The new Rosie Hackett Bridge and (inset) second cousins of Rosie Hackett Agnes Malone and Terry Dunne from Glasgow. Pictures: Sam Boal/Photocall Ireland

Rosie Hackett was remembered earlier this week when the 21st bridge over the Liffey was named after the women workers’ rights activist.
The rain held up to allow hundreds of onlookers, guests and politicians to enjoy the first walk across the Rosie Hackett Bridge.
The bridge, which cost €13.5m, is for public transport only: buses, taxis, pedestrians, cyclists for now, and it will act as the connector bridge for the Luas cross city when it is completed in 2017.
The Rosie Hackett Bridge is the 21st bridge over the Liffey between Chapelizod and Dublin Port and is the only bridge named after a woman. It’s the first new bridge in Dublin City since the Samuel Beckett Bridge in 2009.
Speaking to The Gazette, Michael Philips, director of traffic and city engineer with Dublin City Council, said: “This bridge will greatly benefit the movement of the buses in turning them around from the North Quays to the South Quays but also hopefully it will prove attractive for businesses to open up on both sides of the quays with the movement of pedestrians and cyclists,” he said.
Cutting the ribbon was Lord Mayor Oisin Quinn (Lab) with Minister for Transport Leo Varadkar and Rosie’s nephew John Gray, among others.
Speaking at the event the Lord Mayor said “It is a great honour for me to officially open the Rosie Hackett Bridge – the 21st bridge is a bridge fit for a 21st century city. Once open we can say – meet me at the Rosie by bike, bus or broom we can mosey across the Rosie,” he said.

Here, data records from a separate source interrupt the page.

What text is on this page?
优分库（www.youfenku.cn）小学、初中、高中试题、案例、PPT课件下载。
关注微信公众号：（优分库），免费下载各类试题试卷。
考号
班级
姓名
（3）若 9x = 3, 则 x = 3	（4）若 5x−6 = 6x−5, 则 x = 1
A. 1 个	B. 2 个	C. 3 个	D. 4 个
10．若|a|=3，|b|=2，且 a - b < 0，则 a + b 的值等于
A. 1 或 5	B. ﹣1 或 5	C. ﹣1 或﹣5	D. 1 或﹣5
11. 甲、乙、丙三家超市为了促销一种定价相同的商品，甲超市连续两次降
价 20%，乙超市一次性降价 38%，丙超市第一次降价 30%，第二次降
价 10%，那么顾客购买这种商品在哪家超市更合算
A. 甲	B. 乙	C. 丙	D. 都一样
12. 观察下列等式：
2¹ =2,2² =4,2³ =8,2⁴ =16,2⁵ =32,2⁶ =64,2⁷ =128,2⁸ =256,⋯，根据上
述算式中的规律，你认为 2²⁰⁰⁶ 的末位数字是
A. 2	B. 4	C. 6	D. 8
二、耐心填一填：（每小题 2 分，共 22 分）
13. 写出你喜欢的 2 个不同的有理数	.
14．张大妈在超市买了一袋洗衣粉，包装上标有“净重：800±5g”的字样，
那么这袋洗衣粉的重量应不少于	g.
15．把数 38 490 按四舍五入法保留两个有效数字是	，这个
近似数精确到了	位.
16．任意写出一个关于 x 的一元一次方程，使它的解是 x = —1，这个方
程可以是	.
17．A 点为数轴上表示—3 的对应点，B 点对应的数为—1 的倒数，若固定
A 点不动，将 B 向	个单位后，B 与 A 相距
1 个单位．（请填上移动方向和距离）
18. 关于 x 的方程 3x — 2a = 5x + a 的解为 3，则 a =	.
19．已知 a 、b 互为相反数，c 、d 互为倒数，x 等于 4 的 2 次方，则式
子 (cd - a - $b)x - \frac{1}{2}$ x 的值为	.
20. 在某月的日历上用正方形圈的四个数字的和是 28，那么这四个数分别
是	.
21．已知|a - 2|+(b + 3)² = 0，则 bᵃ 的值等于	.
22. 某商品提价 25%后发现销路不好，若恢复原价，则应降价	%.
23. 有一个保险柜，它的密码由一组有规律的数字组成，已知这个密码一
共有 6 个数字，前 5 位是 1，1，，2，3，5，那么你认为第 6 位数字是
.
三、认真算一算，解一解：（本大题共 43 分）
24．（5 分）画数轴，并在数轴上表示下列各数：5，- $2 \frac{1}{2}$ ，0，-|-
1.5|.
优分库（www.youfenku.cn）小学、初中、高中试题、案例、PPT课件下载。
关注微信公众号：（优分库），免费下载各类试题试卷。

Rosie’s nephew John Gray was honoured to see “so many” people including relatives attend the official opening. “Those of us who were privileged enough to know Rosie will remember her fondly and are very proud that she is being honoured here today with this beautiful bridge.
“If Rosie could be with us today, I am sure she would be embarrassed by all this fuss, she would without doubt be giggling about it all but she would also be proud.
“Rosie Hackett was and should be remembered as an honest, kind, hardworking woman.
“I hope that when people meet someone or a friend here at the Rosie, they will spare a thought for Rosie and all the men and women from all those years ago who played their part making Dublin and Ireland a better place,” he said.
Member of the Rosie Hackett Bridge naming campaign Angelina Cox said they are delighted to see it finally open. “It is great for the city to finally have a bridge in the city centre named after a woman but also named after Rosie. She was just an ordinary woman and she really represents the spirit of the time and the place where the bridge is. [The bridge] is right near Liberty Hall so she really represents that area of the city.”
It was noted that during the official ceremony of the bridge named after a real-life woman there were no women on the platform to say a few words, which Angelina said was a “pity”. “It was just a pity that the office holders speaking – Lord Mayor, Minister for Transport etc – all happened to be men. It is just indicative of quite a male dominated society,” she said.
Minister Varadkar said: This new bridge will speed up bus journeys, carry the new Luas cross city and also provide an additional option for cyclists and walkers.
“I think what will happen is that people crossing the bridge will ask who Rosie Hackett was and what she did, which will cause people to explore what she did in history,” he said.